Strategic Failures in Culturally Distant International Markets

  • Another danger signal that displays issues in the company’s strategy is the failure in countries where there is a large cultural distance with the United States. Successes in countries with similar cultural inclinations to the United States such as Britain and Canada shows that the problem is not the core strategy but the lack of adaptation of the strategy for countries where cultural differences might create problems in strategy implementation.
  • The significant root leadership cause that has led to the strategic misapplication in distant cultured countries is the “true believer” phenomenon. The true believer is the leader that sticks to the company’s strategy despite evidence that it is not working optimally to contribute to improved competitiveness. The true believer can impede strategic changes to reflect the realities in strategic implementation. The top management or executives are the most likely people within an organization to fall prey to the true believer phenomenon.
  • The person responsible for creating and executing the plan is the regional manager in the international outlets facing problems in achieving optimal financial performance. Since the company’s headquarters might not have a clear understanding of the strategic needs of the international outlets, the local regional managers are better placed to create and execute the plan because of their understanding of the local dynamics influencing the retail industry.
  • The plan developed adopts a simple two-fold approach to dealing with the identified danger signal. The solution is meant to help regional managers to incorporate professional knowledge about the local business environment in their management practices.
  • Wal-Mart should seek the services of local market consultants to acquire an understanding of the cultural differences with the home environment that might influence business outcomes. This will ensure that the company does not make cultural blunders like it has done in Germany
  • The company should use different marketing strategies for the different foreign operating environments while factoring into their marketing strategies the recommendations offered by local market consultants. Changes to the corporate strategies based on the changes in the external business environment will remove the true believer phenomenon of executives and provide more autonomy to the regional managers to develop local strategies that are consistent with the local business environment.
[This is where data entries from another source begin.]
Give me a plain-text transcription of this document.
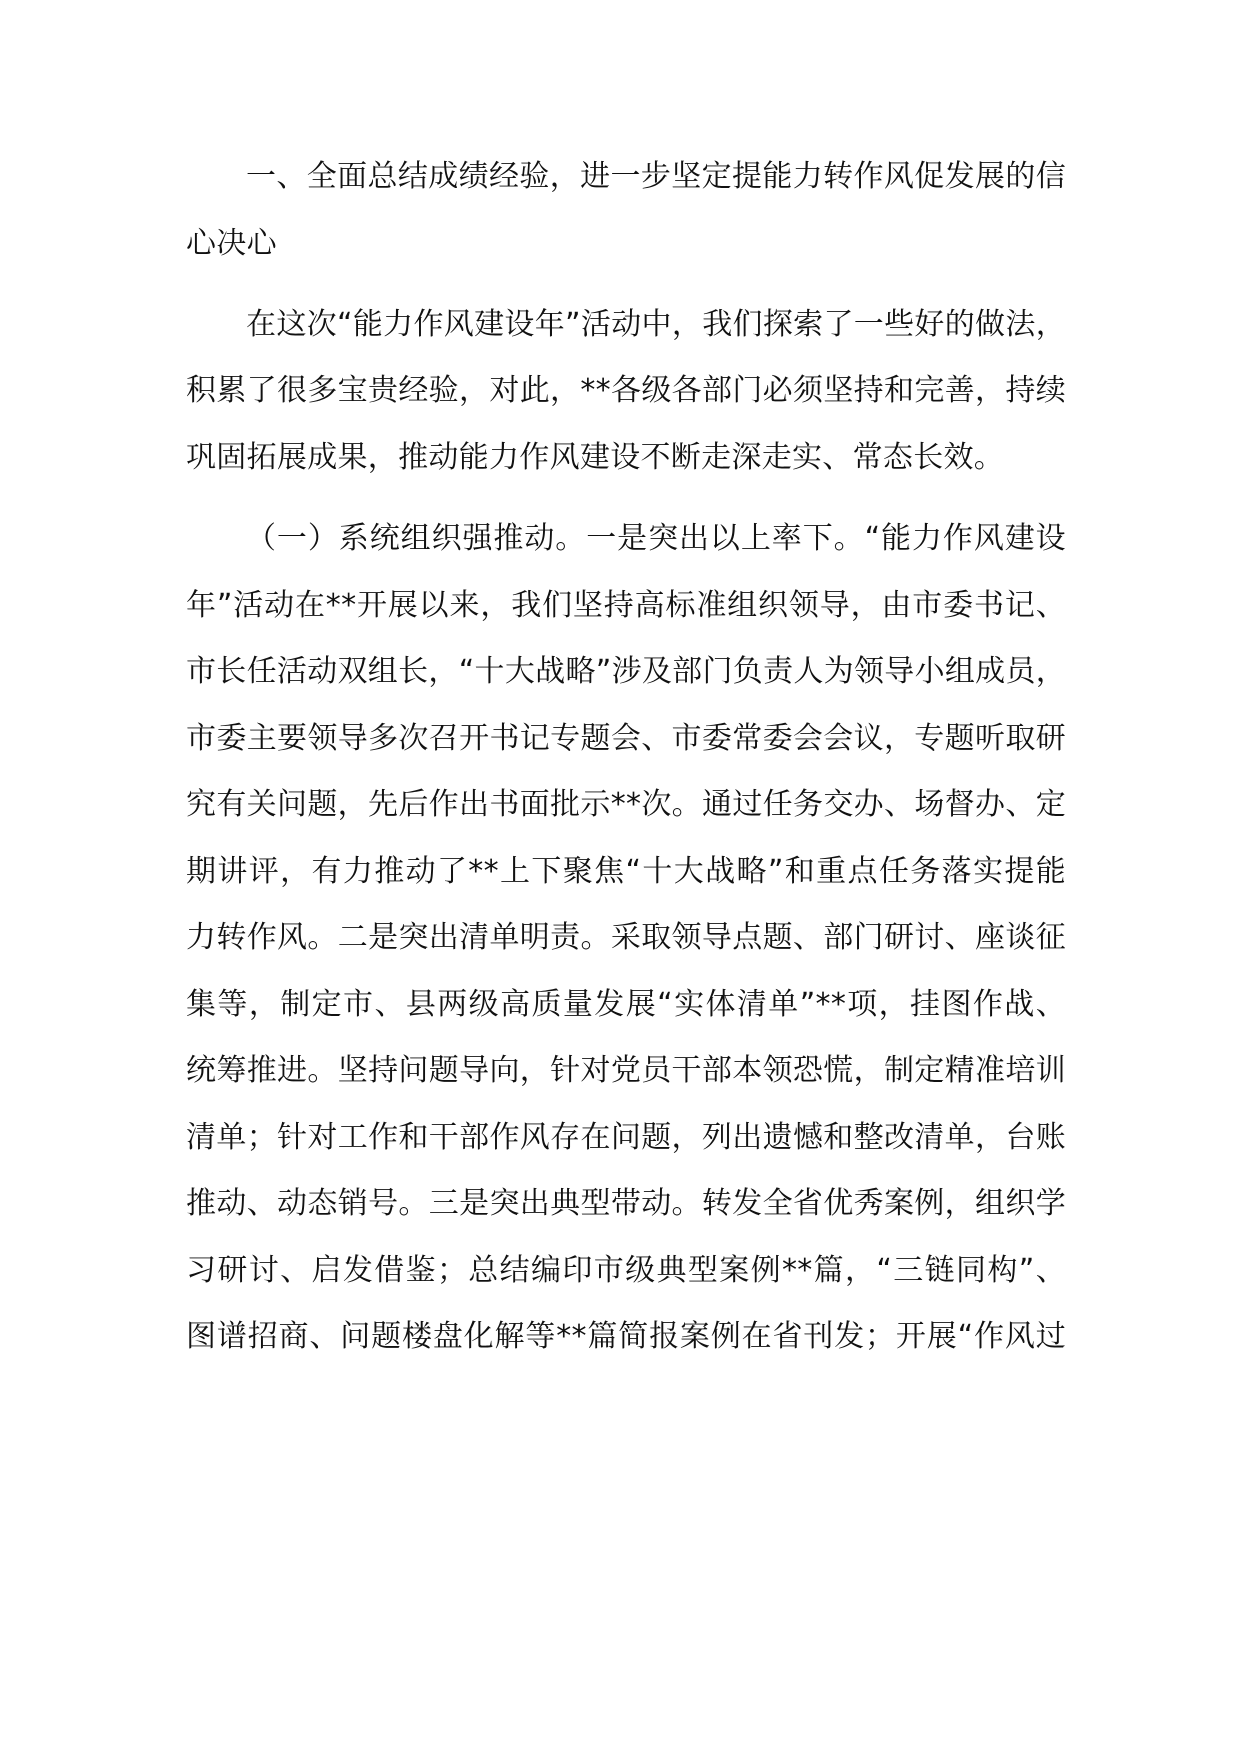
一、全面总结成绩经验，进一步坚定提能力转作风促发展的信
心决心
在这次“能力作风建设年”活动中，我们探索了一些好的做法，
积累了很多宝贵经验，对此，**各级各部门必须坚持和完善，持续
巩固拓展成果，推动能力作风建设不断走深走实、常态长效。
（一）系统组织强推动。一是突出以上率下。“能力作风建设
年”活动在**开展以来，我们坚持高标准组织领导，由市委书记、
市长任活动双组长，“十大战略”涉及部门负责人为领导小组成员，
市委主要领导多次召开书记专题会、市委常委会会议，专题听取研
究有关问题，先后作出书面批示**次。通过任务交办、场督办、定
期讲评，有力推动了**上下聚焦“十大战略”和重点任务落实提能
力转作风。二是突出清单明责。采取领导点题、部门研讨、座谈征
集等，制定市、县两级高质量发展“实体清单”**项，挂图作战、
统筹推进。坚持问题导向，针对党员干部本领恐慌，制定精准培训
清单；针对工作和干部作风存在问题，列出遗憾和整改清单，台账
推动、动态销号。三是突出典型带动。转发全省优秀案例，组织学
习研讨、启发借鉴；总结编印市级典型案例**篇，“三链同构”、
图谱招商、问题楼盘化解等**篇简报案例在省刊发；开展“作风过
  • The person accountable in overseeing the execution of the plan is the regional manager. Based on the hierarchical management structure of Wal-Mart stores, the regional manager has the mandate to report to the head office on the developments at the regional level.
  • Success will be measured by consumer feedback and the findings of market surveys on consumer perception of the company. Positive consumer feedback and consumer perception will show that Wal-Mart has managed to adapt to the local consumer. This should reflect in improved financial performance as well.
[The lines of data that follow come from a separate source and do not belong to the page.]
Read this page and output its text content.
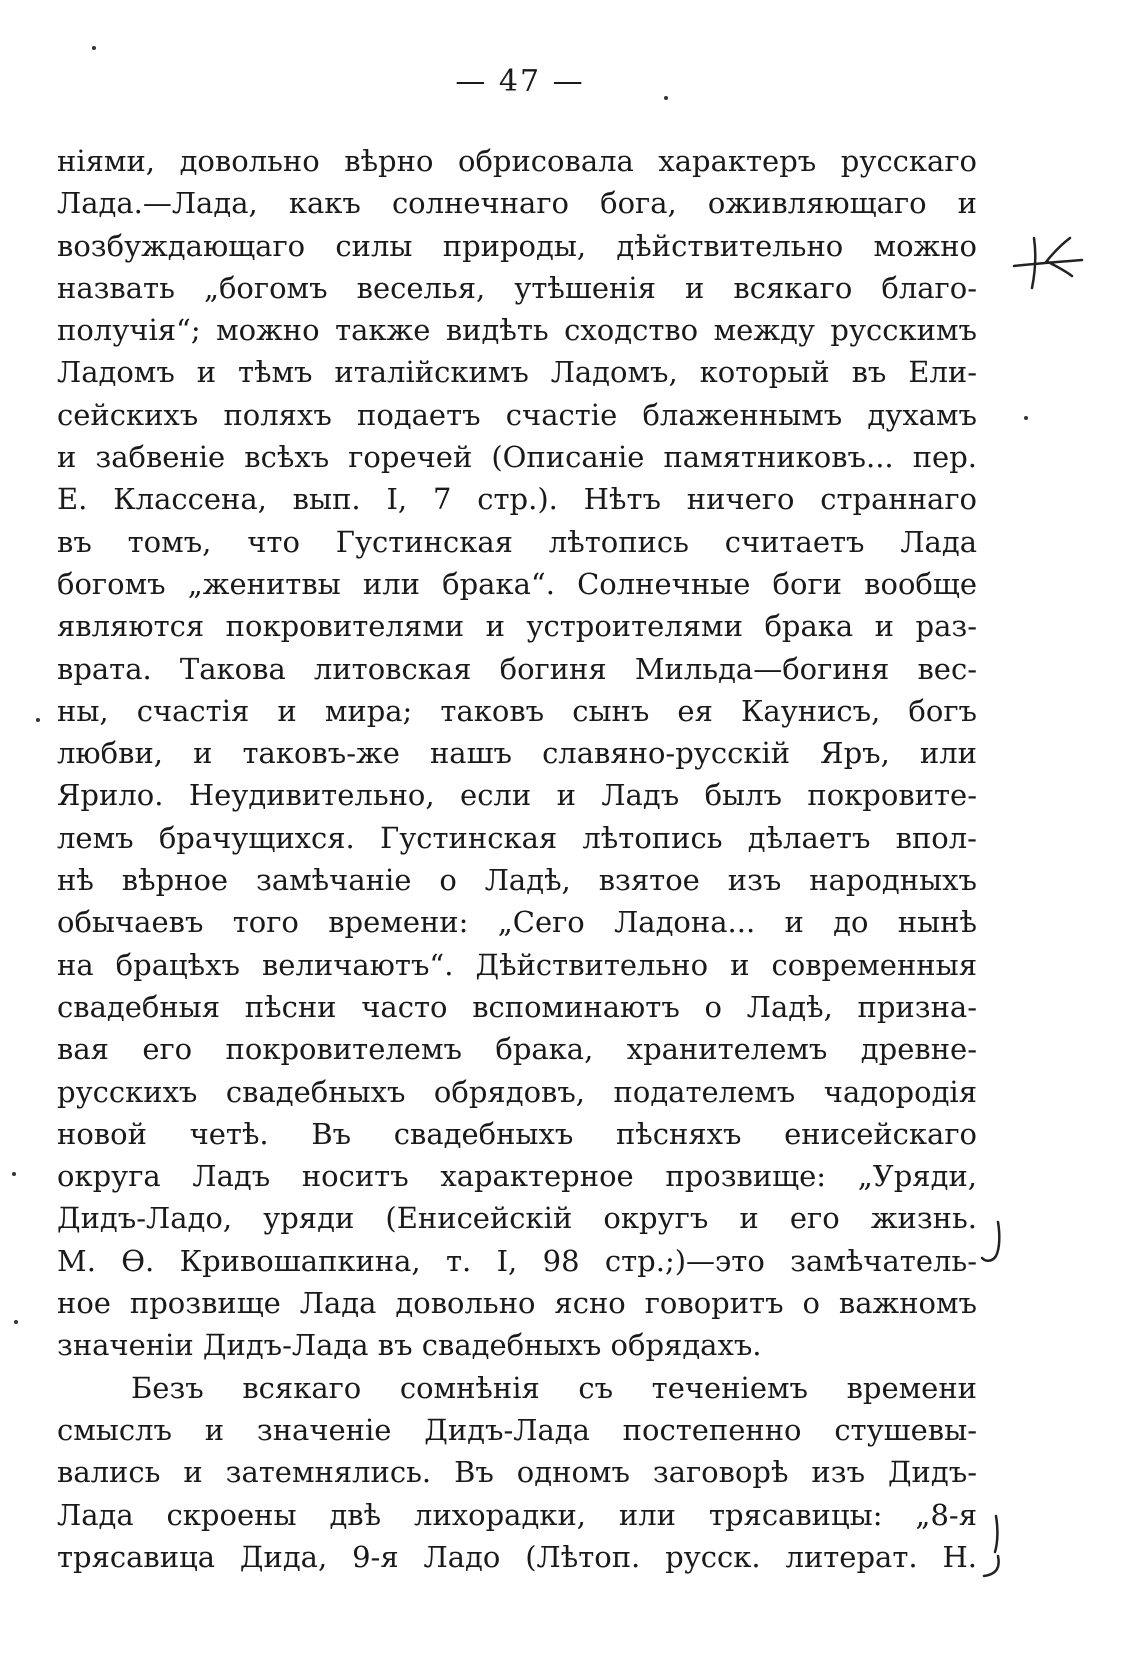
— 47 —
ніями, довольно вѣрно обрисовала характеръ русскаго
Лада.—Лада, какъ солнечнаго бога, оживляющаго и
возбуждающаго силы природы, дѣйствительно можно
назвать „богомъ веселья, утѣшенія и всякаго благо-
получія“; можно также видѣть сходство между русскимъ
Ладомъ и тѣмъ италійскимъ Ладомъ, который въ Ели-
сейскихъ поляхъ подаетъ счастіе блаженнымъ духамъ
и забвеніе всѣхъ горечей (Описаніе памятниковъ... пер.
Е. Классена, вып. I, 7 стр.). Нѣтъ ничего страннаго
въ томъ, что Густинская лѣтопись считаетъ Лада
богомъ „женитвы или брака“. Солнечные боги вообще
являются покровителями и устроителями брака и раз-
врата. Такова литовская богиня Мильда—богиня вес-
ны, счастія и мира; таковъ сынъ ея Каунисъ, богъ
любви, и таковъ-же нашъ славяно-русскій Яръ, или
Ярило. Неудивительно, если и Ладъ былъ покровите-
лемъ брачущихся. Густинская лѣтопись дѣлаетъ впол-
нѣ вѣрное замѣчаніе о Ладѣ, взятое изъ народныхъ
обычаевъ того времени: „Сего Ладона... и до нынѣ
на брацѣхъ величаютъ“. Дѣйствительно и современныя
свадебныя пѣсни часто вспоминаютъ о Ладѣ, призна-
вая его покровителемъ брака, хранителемъ древне-
русскихъ свадебныхъ обрядовъ, подателемъ чадородія
новой четѣ. Въ свадебныхъ пѣсняхъ енисейскаго
округа Ладъ носитъ характерное прозвище: „Уряди,
Дидъ-Ладо, уряди (Енисейскій округъ и его жизнь.
М. Ѳ. Кривошапкина, т. I, 98 стр.;)—это замѣчатель-
ное прозвище Лада довольно ясно говоритъ о важномъ
значеніи Дидъ-Лада въ свадебныхъ обрядахъ.
Безъ всякаго сомнѣнія съ теченіемъ времени
смыслъ и значеніе Дидъ-Лада постепенно стушевы-
вались и затемнялись. Въ одномъ заговорѣ изъ Дидъ-
Лада скроены двѣ лихорадки, или трясавицы: „8-я
трясавица Дида, 9-я Ладо (Лѣтоп. русск. литерат. Н.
  • Celebrations will occur during the various culturally significant events depending on local cultures and customs. Making celebrations during such periods and active involvement of the company in the local culture and customs will indicate the company’s respect and recognition of the local consumer, thereby improving consumer perceptions of the company.
  • The proposed solution is continuous in nature. Consultations and adaptation of marketing strategies depending on the prevailing local culture will be a continuous process to ensure that the company’s management is always aware of the dynamics of local retail industry in order to adapt its local corporate strategy based on these dynamics.